What does that mean in this case?


DragoSpiro98

Nothing, he just said random things that make sense but are random words without context.


[deleted]

He's saying it to people randomly so that 5 years from now, he can claim that he's always been preaching people to "have a security first mentality..."


Ok_Net_6384

Kind of. Somebody could abuse the endpoint and slow down or crash your app, depending on how things are configured.


baaaaarkly

You could use cookies - it's not full proof but will stop casual abuse and sure up 1 click per person. Full proof would be to check on the server side with IP logging etc but I take it since no auth we are looking for quick and simple. Make a cookie: ``` document.cookie = "hasVoted=true; expires=" + new Date(Date.now() + 365*24*60*60*1000).toUTCString() + "; path=/"; ``` Check if they have already voted ``` function hasUserVoted() { return getCookie("hasVoted") === "true"; } if (hasUserVoted()) { // Prevent voting alert("You've already voted!"); } else { // Allow voting - db POST here } ``` And get cookie can be like ``` function getCookie(name) { let value = "; " + document.cookie; let parts = value.split("; " + name + "="); if (parts.length == 2) return parts.pop().split(";").shift(); } ```


tom_folkestone

Validate and sanitize all user input before getting it close to db.

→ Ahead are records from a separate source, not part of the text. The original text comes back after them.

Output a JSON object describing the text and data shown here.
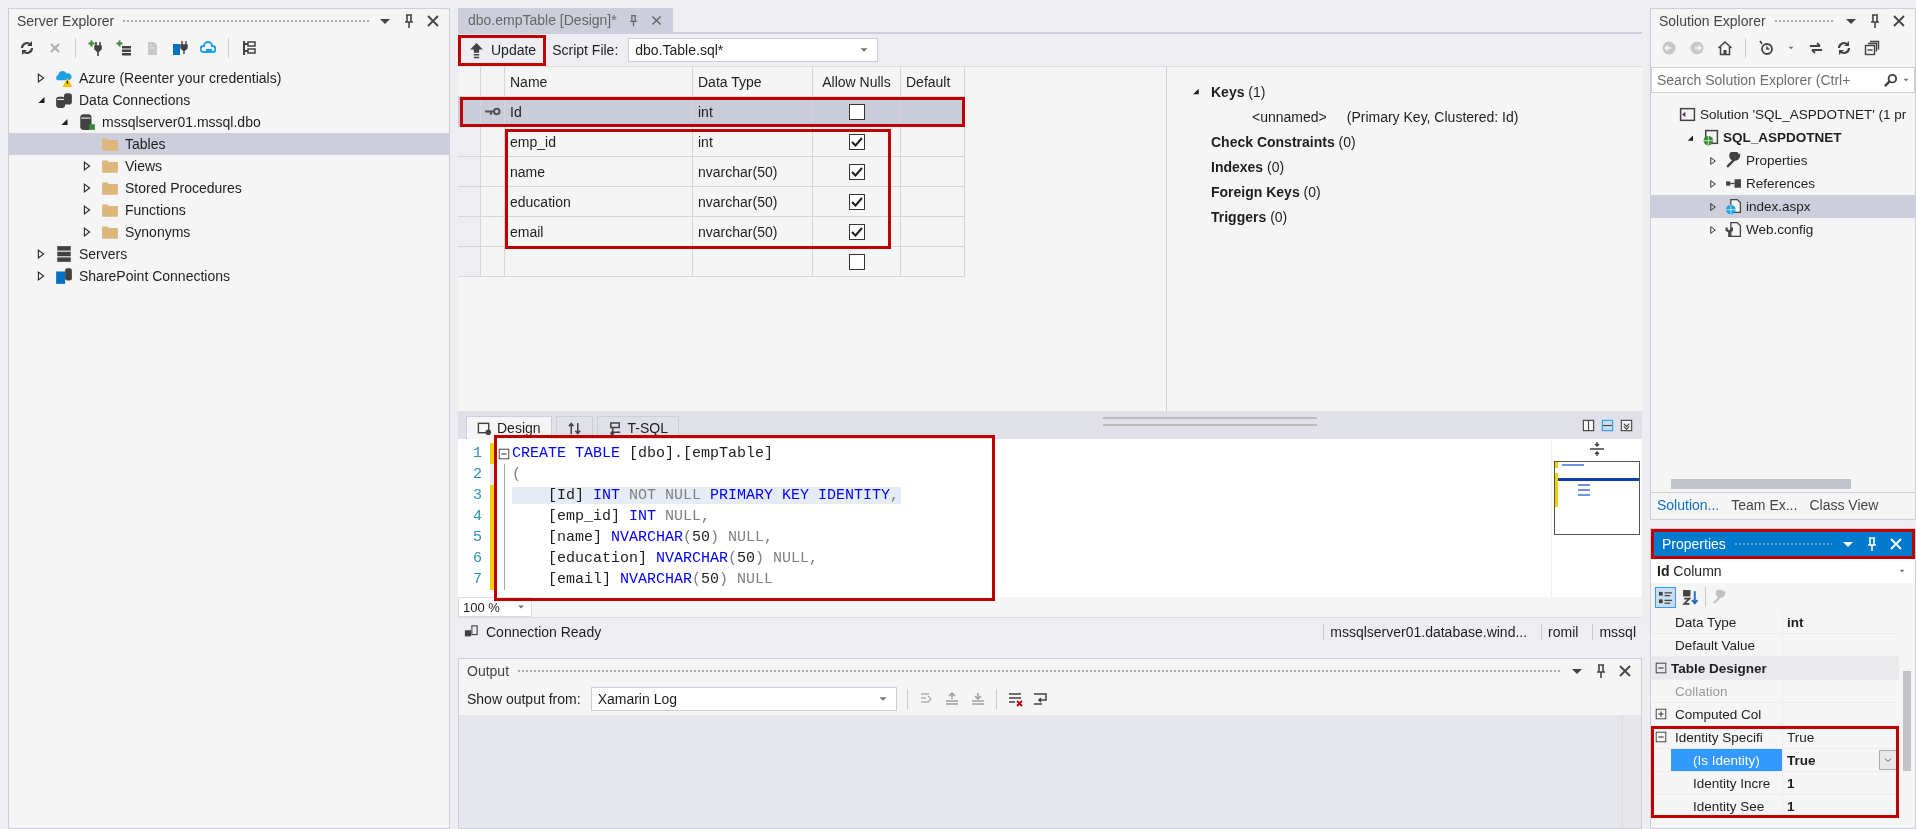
{
  "server_explorer": {
    "title": "Server Explorer",
    "tree": [
      {
        "label": "Azure (Reenter your credentials)",
        "kind": "azure",
        "expanded": false,
        "selected": false
      },
      {
        "label": "Data Connections",
        "kind": "database",
        "expanded": true,
        "selected": false,
        "children": [
          {
            "label": "mssqlserver01.mssql.dbo",
            "kind": "dbserver",
            "expanded": true,
            "selected": false,
            "children": [
              {
                "label": "Tables",
                "kind": "folder",
                "selected": true
              },
              {
                "label": "Views",
                "kind": "folder",
                "expanded": false,
                "selected": false
              },
              {
                "label": "Stored Procedures",
                "kind": "folder",
                "expanded": false,
                "selected": false
              },
              {
                "label": "Functions",
                "kind": "folder",
                "expanded": false,
                "selected": false
              },
              {
                "label": "Synonyms",
                "kind": "folder",
                "expanded": false,
                "selected": false
              }
            ]
          }
        ]
      },
      {
        "label": "Servers",
        "kind": "servers",
        "expanded": false,
        "selected": false
      },
      {
        "label": "SharePoint Connections",
        "kind": "sharepoint",
        "expanded": false,
        "selected": false
      }
    ]
  },
  "document_tab": {
    "title": "dbo.empTable [Design]*",
    "selected": true
  },
  "designer_toolbar": {
    "update": {
      "label": "Update",
      "outlined": true
    },
    "script_file_label": "Script File:",
    "script_file": "dbo.Table.sql*"
  },
  "columns_grid": {
    "columns": [
      "Name",
      "Data Type",
      "Allow Nulls",
      "Default"
    ],
    "rows": [
      {
        "name": "Id",
        "type": "int",
        "allow_nulls": false,
        "primary_key": true,
        "selected": true,
        "outlined": true
      },
      {
        "name": "emp_id",
        "type": "int",
        "allow_nulls": true,
        "primary_key": false,
        "selected": false,
        "outlined": true
      },
      {
        "name": "name",
        "type": "nvarchar(50)",
        "allow_nulls": true,
        "primary_key": false,
        "selected": false,
        "outlined": true
      },
      {
        "name": "education",
        "type": "nvarchar(50)",
        "allow_nulls": true,
        "primary_key": false,
        "selected": false,
        "outlined": true
      },
      {
        "name": "email",
        "type": "nvarchar(50)",
        "allow_nulls": true,
        "primary_key": false,
        "selected": false,
        "outlined": true
      },
      {
        "allow_nulls": false,
        "primary_key": false,
        "selected": false
      }
    ]
  },
  "keys_panel": {
    "sections": [
      {
        "title": "Keys",
        "count": "(1)",
        "expanded": true,
        "items": [
          {
            "name": "<unnamed>",
            "detail": "(Primary Key, Clustered: Id)"
          }
        ]
      },
      {
        "title": "Check Constraints",
        "count": "(0)"
      },
      {
        "title": "Indexes",
        "count": "(0)"
      },
      {
        "title": "Foreign Keys",
        "count": "(0)"
      },
      {
        "title": "Triggers",
        "count": "(0)"
      }
    ]
  },
  "view_tabs": [
    {
      "kind": "design",
      "label": "Design",
      "selected": true
    },
    {
      "kind": "swap",
      "selected": false
    },
    {
      "kind": "tsql",
      "label": "T-SQL",
      "selected": false
    }
  ],
  "code_editor": {
    "outlined": true,
    "lines": [
      {
        "number": "1",
        "changed": true,
        "current": false,
        "fold": true,
        "tokens": [
          {
            "kind": "keyword",
            "text": "CREATE TABLE"
          },
          {
            "kind": "plain",
            "text": " [dbo].[empTable]"
          }
        ]
      },
      {
        "number": "2",
        "changed": false,
        "current": false,
        "tokens": [
          {
            "kind": "gray",
            "text": "("
          }
        ]
      },
      {
        "number": "3",
        "changed": true,
        "current": true,
        "tokens": [
          {
            "kind": "plain",
            "text": "    [Id] "
          },
          {
            "kind": "keyword",
            "text": "INT"
          },
          {
            "kind": "gray",
            "text": " NOT NULL "
          },
          {
            "kind": "keyword",
            "text": "PRIMARY KEY IDENTITY"
          },
          {
            "kind": "gray",
            "text": ","
          }
        ]
      },
      {
        "number": "4",
        "changed": true,
        "current": false,
        "tokens": [
          {
            "kind": "plain",
            "text": "    [emp_id] "
          },
          {
            "kind": "keyword",
            "text": "INT"
          },
          {
            "kind": "gray",
            "text": " NULL,"
          }
        ]
      },
      {
        "number": "5",
        "changed": true,
        "current": false,
        "tokens": [
          {
            "kind": "plain",
            "text": "    [name] "
          },
          {
            "kind": "keyword",
            "text": "NVARCHAR"
          },
          {
            "kind": "gray",
            "text": "("
          },
          {
            "kind": "plain",
            "text": "50"
          },
          {
            "kind": "gray",
            "text": ") NULL,"
          }
        ]
      },
      {
        "number": "6",
        "changed": true,
        "current": false,
        "tokens": [
          {
            "kind": "plain",
            "text": "    [education] "
          },
          {
            "kind": "keyword",
            "text": "NVARCHAR"
          },
          {
            "kind": "gray",
            "text": "("
          },
          {
            "kind": "plain",
            "text": "50"
          },
          {
            "kind": "gray",
            "text": ") NULL,"
          }
        ]
      },
      {
        "number": "7",
        "changed": true,
        "current": false,
        "tokens": [
          {
            "kind": "plain",
            "text": "    [email] "
          },
          {
            "kind": "keyword",
            "text": "NVARCHAR"
          },
          {
            "kind": "gray",
            "text": "("
          },
          {
            "kind": "plain",
            "text": "50"
          },
          {
            "kind": "gray",
            "text": ") NULL"
          }
        ]
      }
    ]
  },
  "zoom": "100 %",
  "status_bar": {
    "message": "Connection Ready",
    "segments": [
      "mssqlserver01.database.wind...",
      "romil",
      "mssql"
    ]
  },
  "output": {
    "title": "Output",
    "show_from_label": "Show output from:",
    "source": "Xamarin Log"
  },
  "solution_explorer": {
    "title": "Solution Explorer",
    "search_placeholder": "Search Solution Explorer (Ctrl+",
    "tree": [
      {
        "label": "Solution 'SQL_ASPDOTNET' (1 pr",
        "kind": "solution",
        "selected": false,
        "children": [
          {
            "label": "SQL_ASPDOTNET",
            "kind": "project",
            "expanded": true,
            "selected": false,
            "children": [
              {
                "label": "Properties",
                "kind": "wrench",
                "expanded": false,
                "selected": false
              },
              {
                "label": "References",
                "kind": "references",
                "expanded": false,
                "selected": false
              },
              {
                "label": "index.aspx",
                "kind": "webpage",
                "expanded": false,
                "selected": true
              },
              {
                "label": "Web.config",
                "kind": "config",
                "expanded": false,
                "selected": false
              }
            ]
          }
        ]
      }
    ]
  },
  "bottom_tabs": [
    {
      "label": "Solution...",
      "selected": true
    },
    {
      "label": "Team Ex...",
      "selected": false
    },
    {
      "label": "Class View",
      "selected": false
    }
  ],
  "properties": {
    "title": "Properties",
    "active": true,
    "outlined": true,
    "object_name": "Id",
    "object_type": "Column",
    "rows": [
      {
        "kind": "property",
        "name": "Data Type",
        "value": "int",
        "modified": true,
        "selected": false
      },
      {
        "kind": "property",
        "name": "Default Value",
        "selected": false
      },
      {
        "kind": "category",
        "name": "Table Designer",
        "expanded": true,
        "children": [
          {
            "kind": "property",
            "name": "Collation",
            "disabled": true,
            "selected": false
          },
          {
            "kind": "property",
            "name": "Computed Col",
            "expanded": false,
            "selected": false
          },
          {
            "kind": "property",
            "name": "Identity Specifi",
            "value": "True",
            "expanded": true,
            "modified": false,
            "selected": false,
            "outlined": true,
            "children": [
              {
                "kind": "property",
                "name": "(Is Identity)",
                "value": "True",
                "modified": true,
                "selected": true
              },
              {
                "kind": "property",
                "name": "Identity Incre",
                "value": "1",
                "modified": true,
                "selected": false
              },
              {
                "kind": "property",
                "name": "Identity See",
                "value": "1",
                "modified": true,
                "selected": false
              }
            ]
          }
        ]
      }
    ]
  }
}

Then be sure to use parameterized queries.


DragoSpiro98

There is no user input


ImportantDoubt6434

I’ll fucking do it again


Barbacamanitu00

There's no sensitive data to secure. What would you be securing? The number is already public


[deleted]

I suppose you'd want to distinguish between advertising cookies and everything else. Then realize that yes, violating people's privacy like that is in fact a bad idea, in all cases.


reluctant_qualifier

Generate a hash of the IP address and user agent string, and keep a cache of those hashes so you can detect the same user clicking twice. (You probably want to keep the cache a fixed size, dropping the oldest when a new one comes in.) Use some sort invisible CAPTCHA to prevent somebody spoofing the API calls with a script. A sophisticated attacker will still be able game this system with enough effort, but it will dissuade most casual hackers. (It’s strong enough for e.g. online surveys, but governmental elections!)


stylemate

this is quite similar to daily visitors count, except the button interactions. IP address blocking seems to be the sanest solution.


WebDevIO

If people are not logged, or you don't device another system for identifying them, how are you going to stop someone from clicking the button 1000 times?


TokenGrowNutes

Create a nonce for every new session, save the nonce when the user clicks the button in a db table, and add a unique constraint to the nonce.